WASHINGTON, March 11: The United States believes that Pakistan is not providing any assistance to Iran’s nuclear programme, a State Department spokesman said on Monday.

“We do believe that Pakistan takes this (nuclear) responsibility seriously,” spokesman Richard Boucher told a briefing in Washington.

He said the United States had all along been telling other governments that “it was not a good idea to cooperate with Iran in nuclear areas.”

Pakistani officials, he said, had said “they do not want to become a source of sensitive technology for Iran and we believe them.”

He said the United States was working with Pakistan to “do all Pakistan can to strengthen controls to ensure that technology cannot fall into the wrong hands.”

Reports in the US media suggested this week that the Natanz nuclear facility in central Iran was close to producing enriched uranium that could be used in nuclear arms.

The reports warned that Iran hoped to complete this complex in 2005, which would allow it to produce enough uranium for several nuclear bombs each year.

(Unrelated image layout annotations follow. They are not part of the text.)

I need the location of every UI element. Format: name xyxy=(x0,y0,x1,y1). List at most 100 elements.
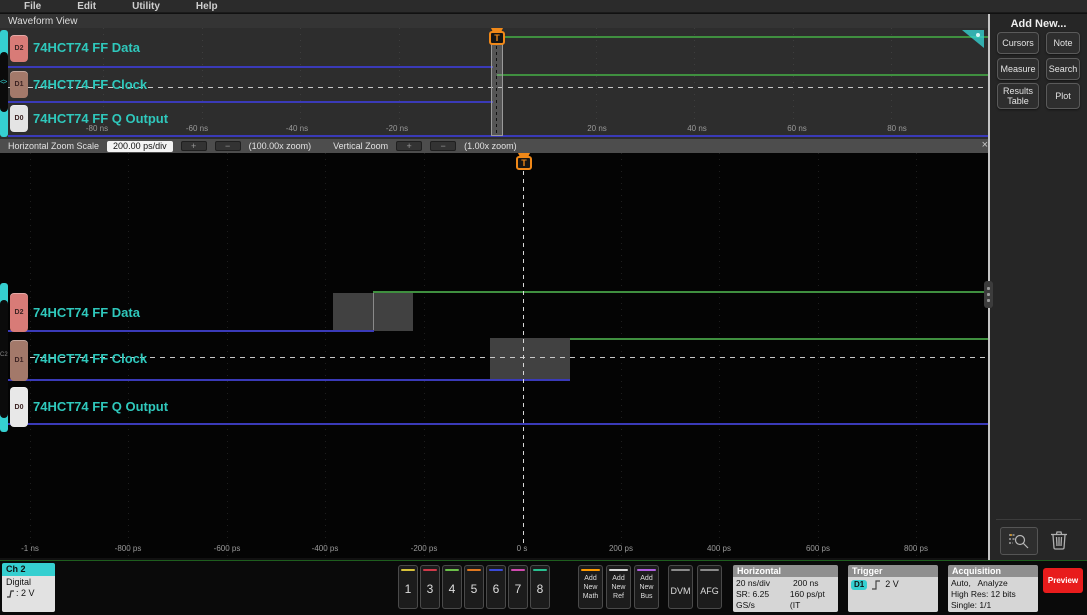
gridline xyxy=(694,28,695,139)
digital-channel-7-button[interactable]: 7 xyxy=(508,565,528,609)
channel-handle-d0[interactable]: D0 xyxy=(10,105,28,132)
channel-label-d1[interactable]: 74HCT74 FF Clock xyxy=(33,77,147,92)
gridline xyxy=(596,28,597,139)
h-zoom-scale-label: Horizontal Zoom Scale xyxy=(8,141,100,151)
zoom-tick: -400 ps xyxy=(311,544,339,553)
add-new-title: Add New... xyxy=(1010,18,1067,30)
afg-button[interactable]: AFG xyxy=(697,565,722,609)
trash-button[interactable] xyxy=(1046,527,1072,553)
trigger-title: Trigger xyxy=(848,565,938,577)
gridline xyxy=(399,28,400,139)
acquisition-panel[interactable]: Acquisition Auto, Analyze High Res: 12 b… xyxy=(948,565,1038,612)
d1-high-trace xyxy=(570,338,988,340)
digital-channel-5-button[interactable]: 5 xyxy=(464,565,484,609)
menu-utility[interactable]: Utility xyxy=(132,1,160,12)
zoomed-waveform-view[interactable]: T C2 D2 74HCT74 FF Data D1 74HCT74 FF Cl… xyxy=(0,153,988,558)
v-zoom-label: Vertical Zoom xyxy=(333,141,389,151)
trigger-position-line xyxy=(523,171,524,546)
channel-label-d0[interactable]: 74HCT74 FF Q Output xyxy=(33,399,168,414)
panel-splitter-grip[interactable] xyxy=(984,281,993,308)
d1-high-trace xyxy=(497,74,988,76)
menu-help[interactable]: Help xyxy=(196,1,218,12)
d1-transition-region xyxy=(490,338,570,380)
cursors-button[interactable]: Cursors xyxy=(997,32,1039,54)
channel-2-badge[interactable]: Ch 2 Digital : 2 V xyxy=(2,563,55,612)
trigger-badge[interactable]: T xyxy=(489,31,505,45)
d2-low-trace xyxy=(8,66,493,68)
channel-group-handle[interactable] xyxy=(0,300,8,418)
menu-edit[interactable]: Edit xyxy=(77,1,96,12)
channel-2-threshold: : 2 V xyxy=(16,588,35,598)
zoom-overview-flag-icon[interactable] xyxy=(962,30,984,48)
divider xyxy=(996,519,1081,520)
channel-label-d2[interactable]: 74HCT74 FF Data xyxy=(33,40,140,55)
overview-tick: 80 ns xyxy=(887,124,907,133)
zoom-window-bar[interactable] xyxy=(491,33,503,136)
v-zoom-plus-button[interactable]: + xyxy=(396,141,423,151)
h-zoom-plus-button[interactable]: + xyxy=(180,141,207,151)
preview-button[interactable]: Preview xyxy=(1043,568,1083,593)
threshold-icon xyxy=(7,589,14,598)
channel-handle-d1[interactable]: D1 xyxy=(10,340,28,381)
acquisition-title: Acquisition xyxy=(948,565,1038,577)
dvm-button[interactable]: DVM xyxy=(668,565,693,609)
h-zoom-readout: (100.00x zoom) xyxy=(248,141,312,151)
add-new-bus-button[interactable]: Add New Bus xyxy=(634,565,659,609)
h-zoom-scale-input[interactable]: 200.00 ps/div xyxy=(107,140,173,152)
overview-tick: 20 ns xyxy=(587,124,607,133)
overview-tick: 40 ns xyxy=(687,124,707,133)
channel-label-d2[interactable]: 74HCT74 FF Data xyxy=(33,305,140,320)
overview-tick: 60 ns xyxy=(787,124,807,133)
overview-tick: -60 ns xyxy=(185,124,209,133)
zoom-list-icon xyxy=(1009,534,1029,549)
channel-handle-d0[interactable]: D0 xyxy=(10,387,28,427)
v-zoom-minus-button[interactable]: − xyxy=(430,141,457,151)
gridline xyxy=(793,28,794,139)
zoom-tick: 600 ps xyxy=(805,544,831,553)
zoom-scale-toolbar: Horizontal Zoom Scale 200.00 ps/div + − … xyxy=(0,139,988,153)
search-button[interactable]: Search xyxy=(1046,58,1080,80)
channel-handle-d2[interactable]: D2 xyxy=(10,35,28,62)
d2-high-trace xyxy=(497,36,988,38)
note-button[interactable]: Note xyxy=(1046,32,1080,54)
pan-arrows-icon[interactable]: <> xyxy=(0,79,7,86)
digital-channel-4-button[interactable]: 4 xyxy=(442,565,462,609)
tab-waveform-view[interactable]: Waveform View xyxy=(8,16,77,27)
gridline xyxy=(202,28,203,139)
d2-edge xyxy=(373,291,374,331)
d2-low-trace xyxy=(8,330,374,332)
bottom-settings-bar: Ch 2 Digital : 2 V 1 3 4 5 6 7 8 Add New… xyxy=(0,561,1087,615)
d2-high-trace xyxy=(373,291,988,293)
digital-channel-3-button[interactable]: 3 xyxy=(420,565,440,609)
trigger-level: 2 V xyxy=(885,579,899,589)
trigger-panel[interactable]: Trigger D1 2 V xyxy=(848,565,938,612)
channel-handle-d1[interactable]: D1 xyxy=(10,71,28,98)
add-new-math-button[interactable]: Add New Math xyxy=(578,565,603,609)
zoom-tick: 400 ps xyxy=(706,544,732,553)
zoom-recall-button[interactable] xyxy=(1000,527,1038,555)
channel-label-d1[interactable]: 74HCT74 FF Clock xyxy=(33,351,147,366)
overview-waveform-panel[interactable]: <> D2 74HCT74 FF Data D1 74HCT74 FF Cloc… xyxy=(0,28,988,139)
zoom-tick: 0 s xyxy=(516,544,528,553)
gridline xyxy=(719,153,720,558)
trigger-badge[interactable]: T xyxy=(516,156,532,170)
horizontal-panel[interactable]: Horizontal 20 ns/div 200 ns SR: 6.25 GS/s… xyxy=(733,565,838,612)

Commenting on these reports, Secretary of State Colin Powell said on Sunday that Iran had a more developed nuclear weapons programme than previously thought.

Iran has rejected all such allegations. “Such remarks are a continuation of US interference in Iran’s domestic affairs,” Iran’s Foreign Ministry spokesman Hamid Reza Asefi told the Islamic Republic News Agency.

“Iran’s nuclear programme is in accordance with realities and in our opinion the United States tries to thwart the constructive cooperation between the Islamic republic of Iran and the International Atomic Energy Agency,” Mr Asefi said.